Hong Kong — A senior Hong Kong cultural official said on Thursday that freedom of expression does not rank above a China-imposed national security law, on the eve of the opening of a contemporary art museum intended to put the city on the global cultural map.

The multibillion dollar M+, featuring contemporary artwork from leading Chinese, Asian and Western artists, is Hong Kong’s bid to match museums such as the Tate Modern in London, the MoMA in New York and the Centre Pompidou in Paris.

But the imposition of a sweeping national security law by China in 2020 on its once freest city is casting a pall over the opening, as curators and artists struggle to find a balance between artistic expression and political censorship.

Earlier this year, pro-Beijing politicians and media outlets criticised certain works in the M+ for breaching the national security law and inciting “hatred” against China, including a photograph by Chinese dissident artist Ai Weiwei, giving the middle finger in Beijing’s Tiananmen Square.

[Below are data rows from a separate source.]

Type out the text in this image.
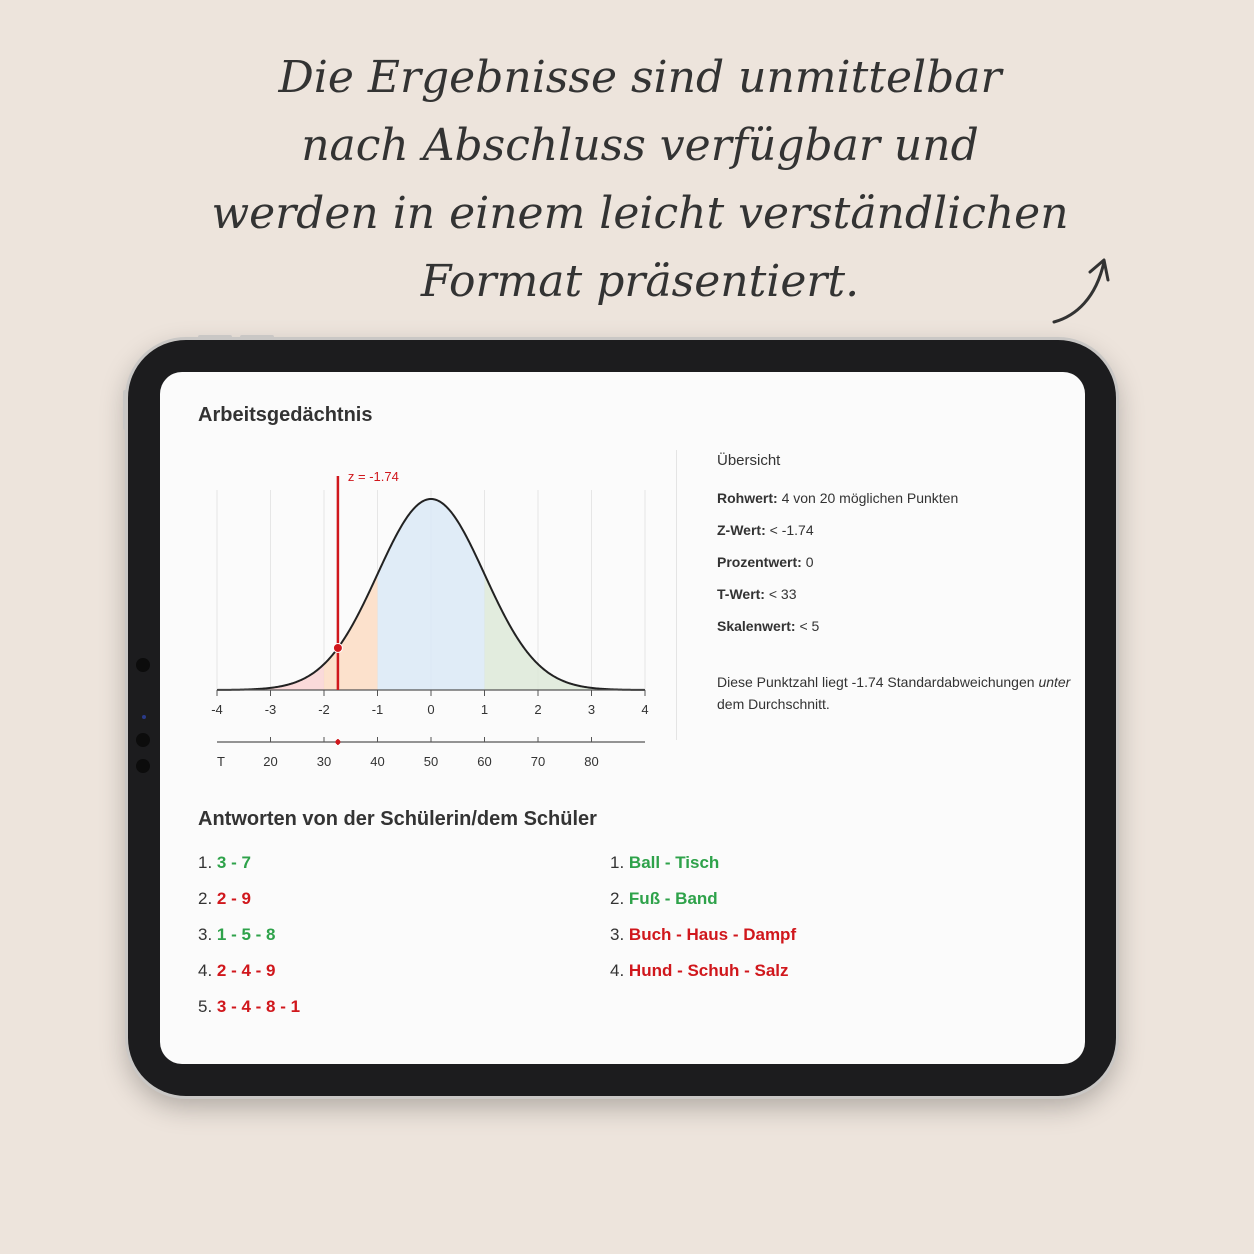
Die Ergebnisse sind unmittelbar
nach Abschluss verfügbar und
werden in einem leicht verständlichen
Format präsentiert.
Arbeitsgedächtnis
-4	-3	-2	-1	0	1	2	3	4
T	20	30	40	50	60	70	80
z = -1.74
Übersicht
Rohwert: 4 von 20 möglichen Punkten
Z-Wert: < -1.74
Prozentwert: 0
T-Wert: < 33
Skalenwert: < 5
Diese Punktzahl liegt -1.74 Standardabweichungen unter dem Durchschnitt.
Antworten von der Schülerin/dem Schüler
1. 3 - 7
2. 2 - 9
3. 1 - 5 - 8
4. 2 - 4 - 9
5. 3 - 4 - 8 - 1
1. Ball - Tisch
2. Fuß - Band
3. Buch - Haus - Dampf
4. Hund - Schuh - Salz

“The opening of M+ does not mean that artistic expression is above the law. It is not,” Henry Tang, the head of the West Kowloon Cultural District, a new cultural hub that includes the M+, told reporters.

Tang stressed that all exhibits must “comply” with the national security law and that certain works in the collection, including Ai’s contested photograph, will not be displayed.

“I have no doubt that MoMA New York probably have artworks in their archives that would not be displayed today because it would not be politically acceptable in today’s environment,” Tang said.

The M+ museum’s collection includes paintings, ceramics, videos and installations from artists such as China’s Zhang Xiaogang and Britain’s Antony Gormley. A piece by Wang Xingwei of a man in Beijing pedalling a bicycle cart laden with two dead penguins, has echoes of the Tiananmen killings in 1989.

One of Ai’s installations, Whitewash, is also on display, featuring ancient Chinese earthenware jars.

Despite this, Ai remained critical. “The museum is clearly under censorship,” Ai told Reuters by telephone from Cambridge, where he is now based.

“When you have a museum which cannot or is incapable of defending its own integrity about freedom of speech, then that raises a question. And certainly the museum cannot perform well in terms of contemporary culture,” he said.

Kacey Wong, a Hong Kong artist who moved to Taiwan to escape an intense political crackdown that has seen democracy campaigners jailed and civil society crushed, says he was forced to leave to keep his artistic “critical blade sharp”.

Two of his works are displayed in the M+, including Paddling Home, an art installation of a boat with a “micro home” built into it. A white naval officer’s uniform he once wore now hangs next to it, serving as a metaphor for his exile, he said.

“A museum can be, of course, a celebratory platform for the arts,” Wong told Reuters from Taiwan. “But it can also be a tool for authorities to bury art forever.”